New Glenn is Blue Origin's heavy-lift orbital rocket — named after astronaut John Glenn, the first American to orbit Earth. It is Blue Origin's answer to Falcon 9 and Falcon Heavy: a partially reusable two-stage rocket designed to carry large payloads to orbit, including for NASA, the Department of Defense, and commercial constellations.
New Glenn specifications
- Height
- 98 m (322 ft)
- Diameter
- 7 m (23 ft)
- First-stage engines
- 7 BE-4 (LNG/LOX)
- Second-stage engines
- 2 BE-3U (LH2/LOX)
- Liftoff thrust
- 17.1 MN (3.85 million lbf)
- Payload to LEO
- ~45,000 kg
- Payload to GTO
- ~13,600 kg
- First-stage reusability
- 25 missions per booster (designed)
The BE-4 engine — and why it matters
New Glenn is powered by the BE-4 engine, the first U.S.-built large methane/oxygen engine to fly on an orbital rocket. BE-4 also powers ULA's Vulcan Centaur, making it strategically important well beyond Blue Origin. Each BE-4 produces roughly 2.4 MN of thrust at sea level. Seven of them give New Glenn substantial first-stage power.
New Glenn first flight
New Glenn flew its first mission in January 2025. The flight reached orbit on the first attempt — a major feat — and the second stage successfully delivered its demonstration payload. The first-stage booster recovery attempt did not succeed on the maiden flight; subsequent missions have refined the recovery profile. Like Falcon 9, New Glenn boosters are recovered on a downrange ocean-going landing platform.
What New Glenn launches
- Project Kuiper satellites (Amazon's broadband constellation, requiring dozens of New Glenn flights)

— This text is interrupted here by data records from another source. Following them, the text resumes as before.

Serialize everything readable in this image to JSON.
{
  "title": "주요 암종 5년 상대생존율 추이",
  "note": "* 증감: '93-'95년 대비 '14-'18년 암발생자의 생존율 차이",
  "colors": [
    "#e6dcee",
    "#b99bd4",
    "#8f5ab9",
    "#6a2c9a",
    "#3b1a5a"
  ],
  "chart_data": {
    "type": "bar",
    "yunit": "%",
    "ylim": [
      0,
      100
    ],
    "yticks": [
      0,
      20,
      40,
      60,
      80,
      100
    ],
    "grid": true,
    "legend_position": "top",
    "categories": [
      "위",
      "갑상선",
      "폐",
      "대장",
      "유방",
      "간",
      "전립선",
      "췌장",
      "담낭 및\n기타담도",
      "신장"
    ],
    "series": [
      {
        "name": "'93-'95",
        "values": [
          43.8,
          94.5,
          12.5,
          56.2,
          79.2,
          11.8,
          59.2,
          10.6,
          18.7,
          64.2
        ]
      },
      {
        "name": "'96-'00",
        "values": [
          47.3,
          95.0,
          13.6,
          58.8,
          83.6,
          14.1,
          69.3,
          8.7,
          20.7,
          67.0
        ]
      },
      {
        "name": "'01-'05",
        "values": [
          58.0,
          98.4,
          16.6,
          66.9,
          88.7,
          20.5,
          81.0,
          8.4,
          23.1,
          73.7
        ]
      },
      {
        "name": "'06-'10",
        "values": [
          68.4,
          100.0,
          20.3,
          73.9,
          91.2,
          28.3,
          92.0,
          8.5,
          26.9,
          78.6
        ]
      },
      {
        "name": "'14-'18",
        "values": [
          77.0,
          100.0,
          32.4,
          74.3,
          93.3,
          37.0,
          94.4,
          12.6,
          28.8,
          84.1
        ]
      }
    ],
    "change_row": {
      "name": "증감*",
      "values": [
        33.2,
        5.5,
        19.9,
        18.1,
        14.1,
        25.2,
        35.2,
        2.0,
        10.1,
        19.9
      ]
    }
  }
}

- NASA missions including the EscaPADE Mars probes
- Department of Defense / National Security Space Launch (NSSL) missions
- Commercial GEO communications satellites
- Future crewed Blue Origin missions (Blue Moon lunar lander, eventually crewed)
New Glenn vs Falcon Heavy
Falcon Heavy still beats New Glenn on raw lift to LEO (about 64 t expendable vs ~45 t reusable for New Glenn). But New Glenn has a 7-meter fairing — significantly wider than the Falcon Heavy 5.2 m fairing — letting it carry physically larger payloads like big antennas and certain space-station modules.
Frequently asked questions
When did New Glenn first launch?
New Glenn made its successful maiden orbital flight in January 2025 from Cape Canaveral.
Is New Glenn reusable?
The first stage is designed for reuse — recovered on a downrange ocean platform — and Blue Origin targets up to 25 flights per booster. The second stage is expendable on most missions.
How does New Glenn compare to Falcon 9?
New Glenn is much larger than Falcon 9 — closer to Falcon Heavy in lift capacity, with a much wider 7 m fairing for oversized payloads.